In late 2021, once the worst of the pandemic was over, Ewan and Paul picked up where they had left off, and by the following spring, Whybrow Chartered Surveyors officially became part of the Beresford Group.
Preparing a company for sale was a stressful time, but the business coaching Ewan had received once again proved its worth, along with support from loyal staff.
“I just came back to the principles I’d learnt – manage your energy, coach don’t play, make sure you reach out to people and value your friendships and family. It can be very wearing, as while you’re selling your business, you’re still having to run your business.”
“My advice would be, that you need to be incredibly organised. Alongside my business partner, Jamie, my secretary, Emily, was a real diamond and helped me with all the paperwork you need for selling a business. Also, prepare for the unexpected. No matter how well the business is managed and how well prepared you think you are, there will always be something you’ve missed.”

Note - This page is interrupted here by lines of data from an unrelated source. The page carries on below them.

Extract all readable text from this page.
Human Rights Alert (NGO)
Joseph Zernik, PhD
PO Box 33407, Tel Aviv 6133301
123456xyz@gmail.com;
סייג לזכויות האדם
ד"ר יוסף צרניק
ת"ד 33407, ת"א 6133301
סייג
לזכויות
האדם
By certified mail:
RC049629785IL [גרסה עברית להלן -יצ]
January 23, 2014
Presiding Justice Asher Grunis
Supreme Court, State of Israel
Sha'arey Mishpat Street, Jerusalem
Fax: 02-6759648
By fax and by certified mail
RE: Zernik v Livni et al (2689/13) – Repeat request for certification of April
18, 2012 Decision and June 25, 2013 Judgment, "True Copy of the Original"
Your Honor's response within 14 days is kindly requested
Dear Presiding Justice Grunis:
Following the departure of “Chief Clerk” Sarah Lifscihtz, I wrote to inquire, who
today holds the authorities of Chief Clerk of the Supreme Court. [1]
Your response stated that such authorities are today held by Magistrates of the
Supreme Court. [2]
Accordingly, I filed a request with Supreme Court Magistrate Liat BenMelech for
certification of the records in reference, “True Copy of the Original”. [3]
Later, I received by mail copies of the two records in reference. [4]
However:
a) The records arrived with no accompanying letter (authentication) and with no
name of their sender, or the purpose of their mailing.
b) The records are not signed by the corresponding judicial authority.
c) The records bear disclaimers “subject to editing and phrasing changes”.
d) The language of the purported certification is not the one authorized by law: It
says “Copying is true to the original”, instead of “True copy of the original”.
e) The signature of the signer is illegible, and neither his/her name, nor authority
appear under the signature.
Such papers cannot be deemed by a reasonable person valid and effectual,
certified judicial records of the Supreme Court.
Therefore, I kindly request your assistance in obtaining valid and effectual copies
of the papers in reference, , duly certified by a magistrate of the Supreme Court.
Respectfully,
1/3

Looking to the future, Ewan sees bright skies ahead with the formidable weight and support of Beresfords now behind him.
“We share the same vision – everything is about people, and we want to grow our commercial business so that we replicate the success of the residential branches, which are number one in many towns in south and mid-Essex.
“That’s the challenge now for me; to demonstrate that I can grow this business into something that is to be hugely proud of – I already am very proud of it.
“The sky’s the limit. I hope that I can make a significant contribution to its ongoing success. I feel I still have a lot to offer.”
Aside from business goals, one thing that has grown in importance, particularly since the pandemic, is the need for a work-life balance. While his children now live far away, Ewan is keen to spend more quality time with family and friends.
“My business coaches brought out a book about more time, less stress, more money. Money has never been a real motivator for me. For me, it’s the other things.
“The children have left the nest, but I’m very blessed in that I have my two brothers living locally, and my parents who are 92 and 89 living around the corner.
“I look forward to spending more time in Cornwall with Julie, who is now an artist, but I suspect that for the foreseeable future, I’ll still be working,” predicts Ewan.
“However, if I can find a balance, I’ll be very happy. I’d be pretty bored spending all of my days sitting on my beach at Treyarnon Bay.”